As many analysts predicted earlier, Apple has reported its first quarterly sales decline since 2003. For the second fiscal quarter of 2016, the company reported a revenue of $50.6 billion and net profit of $10.5 billion.
In comparison to the year-ago quarter, Apple managed to secure a revenue of $58 billion and net profit of $13.6 billion. Understandably, this situation made some critics believe that the iPhone maker has taken a wrong direction and that the company is focusing on areas that are not as important to customers.
In all fairness, some of Apple’s recent decisions have been strange. For example, the company is trying to push a wide array of Apple Watch bands as well as other accessories, instead of focusing on its core product lineup. By taking a look at different Mac models, it can be easily seen that it’s been over a year since the last MacBook Pro release.
Surprisingly enough, the Mac Pro has been updated two and a half years ago, which is plenty of time for other companies to offer more advanced models.
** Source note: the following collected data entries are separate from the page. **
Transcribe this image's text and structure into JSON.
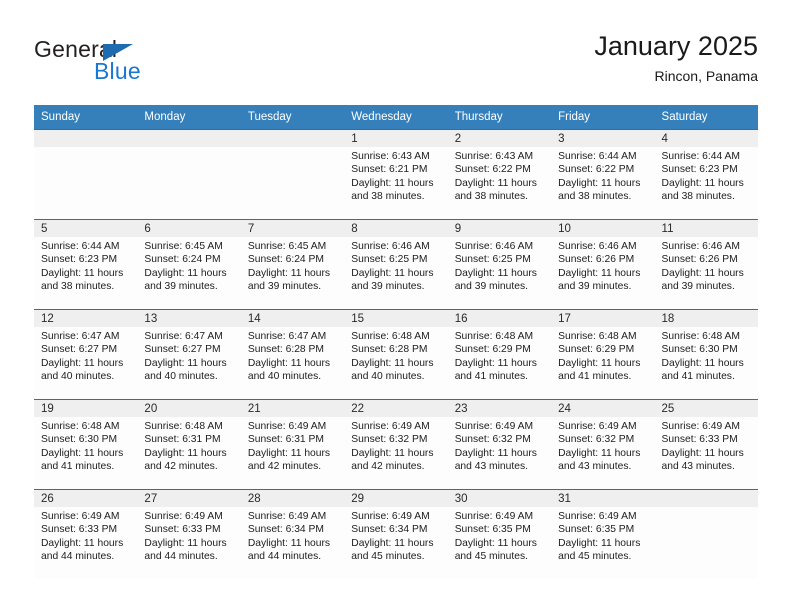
{
  "logo": {
    "word_one": "General",
    "word_two": "Blue",
    "triangle_icon": "blue-triangle-icon",
    "blue_hex": "#1b76d2",
    "triangle_hex": "#1e6bb0"
  },
  "header": {
    "month_title": "January 2025",
    "location": "Rincon, Panama"
  },
  "theme": {
    "header_bg": "#3580ba",
    "daynum_band_bg": "#efefef",
    "row_divider": "#2f6fa6",
    "cell_bg": "#fdfdfd"
  },
  "calendar": {
    "weekday_headers": [
      "Sunday",
      "Monday",
      "Tuesday",
      "Wednesday",
      "Thursday",
      "Friday",
      "Saturday"
    ],
    "weeks": [
      [
        {
          "day": "",
          "sunrise": "",
          "sunset": "",
          "daylight_1": "",
          "daylight_2": ""
        },
        {
          "day": "",
          "sunrise": "",
          "sunset": "",
          "daylight_1": "",
          "daylight_2": ""
        },
        {
          "day": "",
          "sunrise": "",
          "sunset": "",
          "daylight_1": "",
          "daylight_2": ""
        },
        {
          "day": "1",
          "sunrise": "Sunrise: 6:43 AM",
          "sunset": "Sunset: 6:21 PM",
          "daylight_1": "Daylight: 11 hours",
          "daylight_2": "and 38 minutes."
        },
        {
          "day": "2",
          "sunrise": "Sunrise: 6:43 AM",
          "sunset": "Sunset: 6:22 PM",
          "daylight_1": "Daylight: 11 hours",
          "daylight_2": "and 38 minutes."
        },
        {
          "day": "3",
          "sunrise": "Sunrise: 6:44 AM",
          "sunset": "Sunset: 6:22 PM",
          "daylight_1": "Daylight: 11 hours",
          "daylight_2": "and 38 minutes."
        },
        {
          "day": "4",
          "sunrise": "Sunrise: 6:44 AM",
          "sunset": "Sunset: 6:23 PM",
          "daylight_1": "Daylight: 11 hours",
          "daylight_2": "and 38 minutes."
        }
      ],
      [
        {
          "day": "5",
          "sunrise": "Sunrise: 6:44 AM",
          "sunset": "Sunset: 6:23 PM",
          "daylight_1": "Daylight: 11 hours",
          "daylight_2": "and 38 minutes."
        },
        {
          "day": "6",
          "sunrise": "Sunrise: 6:45 AM",
          "sunset": "Sunset: 6:24 PM",
          "daylight_1": "Daylight: 11 hours",
          "daylight_2": "and 39 minutes."
        },
        {
          "day": "7",
          "sunrise": "Sunrise: 6:45 AM",
          "sunset": "Sunset: 6:24 PM",
          "daylight_1": "Daylight: 11 hours",
          "daylight_2": "and 39 minutes."
        },
        {
          "day": "8",
          "sunrise": "Sunrise: 6:46 AM",
          "sunset": "Sunset: 6:25 PM",
          "daylight_1": "Daylight: 11 hours",
          "daylight_2": "and 39 minutes."
        },
        {
          "day": "9",
          "sunrise": "Sunrise: 6:46 AM",
          "sunset": "Sunset: 6:25 PM",
          "daylight_1": "Daylight: 11 hours",
          "daylight_2": "and 39 minutes."
        },
        {
          "day": "10",
          "sunrise": "Sunrise: 6:46 AM",
          "sunset": "Sunset: 6:26 PM",
          "daylight_1": "Daylight: 11 hours",
          "daylight_2": "and 39 minutes."
        },
        {
          "day": "11",
          "sunrise": "Sunrise: 6:46 AM",
          "sunset": "Sunset: 6:26 PM",
          "daylight_1": "Daylight: 11 hours",
          "daylight_2": "and 39 minutes."
        }
      ],
      [
        {
          "day": "12",
          "sunrise": "Sunrise: 6:47 AM",
          "sunset": "Sunset: 6:27 PM",
          "daylight_1": "Daylight: 11 hours",
          "daylight_2": "and 40 minutes."
        },
        {
          "day": "13",
          "sunrise": "Sunrise: 6:47 AM",
          "sunset": "Sunset: 6:27 PM",
          "daylight_1": "Daylight: 11 hours",
          "daylight_2": "and 40 minutes."
        },
        {
          "day": "14",
          "sunrise": "Sunrise: 6:47 AM",
          "sunset": "Sunset: 6:28 PM",
          "daylight_1": "Daylight: 11 hours",
          "daylight_2": "and 40 minutes."
        },
        {
          "day": "15",
          "sunrise": "Sunrise: 6:48 AM",
          "sunset": "Sunset: 6:28 PM",
          "daylight_1": "Daylight: 11 hours",
          "daylight_2": "and 40 minutes."
        },
        {
          "day": "16",
          "sunrise": "Sunrise: 6:48 AM",
          "sunset": "Sunset: 6:29 PM",
          "daylight_1": "Daylight: 11 hours",
          "daylight_2": "and 41 minutes."
        },
        {
          "day": "17",
          "sunrise": "Sunrise: 6:48 AM",
          "sunset": "Sunset: 6:29 PM",
          "daylight_1": "Daylight: 11 hours",
          "daylight_2": "and 41 minutes."
        },
        {
          "day": "18",
          "sunrise": "Sunrise: 6:48 AM",
          "sunset": "Sunset: 6:30 PM",
          "daylight_1": "Daylight: 11 hours",
          "daylight_2": "and 41 minutes."
        }
      ],
      [
        {
          "day": "19",
          "sunrise": "Sunrise: 6:48 AM",
          "sunset": "Sunset: 6:30 PM",
          "daylight_1": "Daylight: 11 hours",
          "daylight_2": "and 41 minutes."
        },
        {
          "day": "20",
          "sunrise": "Sunrise: 6:48 AM",
          "sunset": "Sunset: 6:31 PM",
          "daylight_1": "Daylight: 11 hours",
          "daylight_2": "and 42 minutes."
        },
        {
          "day": "21",
          "sunrise": "Sunrise: 6:49 AM",
          "sunset": "Sunset: 6:31 PM",
          "daylight_1": "Daylight: 11 hours",
          "daylight_2": "and 42 minutes."
        },
        {
          "day": "22",
          "sunrise": "Sunrise: 6:49 AM",
          "sunset": "Sunset: 6:32 PM",
          "daylight_1": "Daylight: 11 hours",
          "daylight_2": "and 42 minutes."
        },
        {
          "day": "23",
          "sunrise": "Sunrise: 6:49 AM",
          "sunset": "Sunset: 6:32 PM",
          "daylight_1": "Daylight: 11 hours",
          "daylight_2": "and 43 minutes."
        },
        {
          "day": "24",
          "sunrise": "Sunrise: 6:49 AM",
          "sunset": "Sunset: 6:32 PM",
          "daylight_1": "Daylight: 11 hours",
          "daylight_2": "and 43 minutes."
        },
        {
          "day": "25",
          "sunrise": "Sunrise: 6:49 AM",
          "sunset": "Sunset: 6:33 PM",
          "daylight_1": "Daylight: 11 hours",
          "daylight_2": "and 43 minutes."
        }
      ],
      [
        {
          "day": "26",
          "sunrise": "Sunrise: 6:49 AM",
          "sunset": "Sunset: 6:33 PM",
          "daylight_1": "Daylight: 11 hours",
          "daylight_2": "and 44 minutes."
        },
        {
          "day": "27",
          "sunrise": "Sunrise: 6:49 AM",
          "sunset": "Sunset: 6:33 PM",
          "daylight_1": "Daylight: 11 hours",
          "daylight_2": "and 44 minutes."
        },
        {
          "day": "28",
          "sunrise": "Sunrise: 6:49 AM",
          "sunset": "Sunset: 6:34 PM",
          "daylight_1": "Daylight: 11 hours",
          "daylight_2": "and 44 minutes."
        },
        {
          "day": "29",
          "sunrise": "Sunrise: 6:49 AM",
          "sunset": "Sunset: 6:34 PM",
          "daylight_1": "Daylight: 11 hours",
          "daylight_2": "and 45 minutes."
        },
        {
          "day": "30",
          "sunrise": "Sunrise: 6:49 AM",
          "sunset": "Sunset: 6:35 PM",
          "daylight_1": "Daylight: 11 hours",
          "daylight_2": "and 45 minutes."
        },
        {
          "day": "31",
          "sunrise": "Sunrise: 6:49 AM",
          "sunset": "Sunset: 6:35 PM",
          "daylight_1": "Daylight: 11 hours",
          "daylight_2": "and 45 minutes."
        },
        {
          "day": "",
          "sunrise": "",
          "sunset": "",
          "daylight_1": "",
          "daylight_2": ""
        }
      ]
    ]
  }
}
Furthermore, numerous rumors and leaks are currently surfacing, showing that the next iPhone (due to be released in September) will be an incremental update, without any major new features that would drive sales.
CEO Tim Cook addressed these concerns in a recently published Fast Company interview. He admitted that Apple can “sometimes fall short”, but that the company is far from any trouble.
He also noted that there are major plans in development, as well as that we should expect Apple to branch into other IT areas. This goes hand in hand with the recently surfaced information that Apple in on track to spend a record $10 billion on research and development in 2016.
This is up nearly 30 percent from 2015, and significantly more than $3 billion per year it was spending just four years ago. With new rumors about the upcoming electronic car, this can easily flare up our expectations.
The good news is that Apple outperformed expectations in fiscal Q3 of 2016. The company managed to secure a revenue of $42.4 billion, versus the $42.1 billion estimate. Some of the surprisingly good results happened in areas like Mac and iPhone SE. In addition, the Services segment secured a revenue of $23.1 billion, in addition to other segments like Music, App Store, and iCloud.
CEO Tim Cook also notes that the iPad demand has rebounded, especially if we take a look at the previous fiscal quarter. The revenue grew 7%, mainly thanks to the recently introduced 9.7-inch iPad Pro. The company has been investing a lot of money and energy into promoting the new iPad Pro as a laptop replacement for business users, and it seems like it had some success in that area. Over half of iPad Pro purchases were made by business users.
Despite its recent financial fluctuations, Apple has nothing to worry. Even if this year’s iPhone fails to achieve massive success, reports are already predicting major success for the next year’s model. This is because the company is planning something special for the iPhone’s anniversary, and it definitely needs something that will make an impact on today’s market. After all, this tech giant is perhaps the only company that can afford a few declining quarters.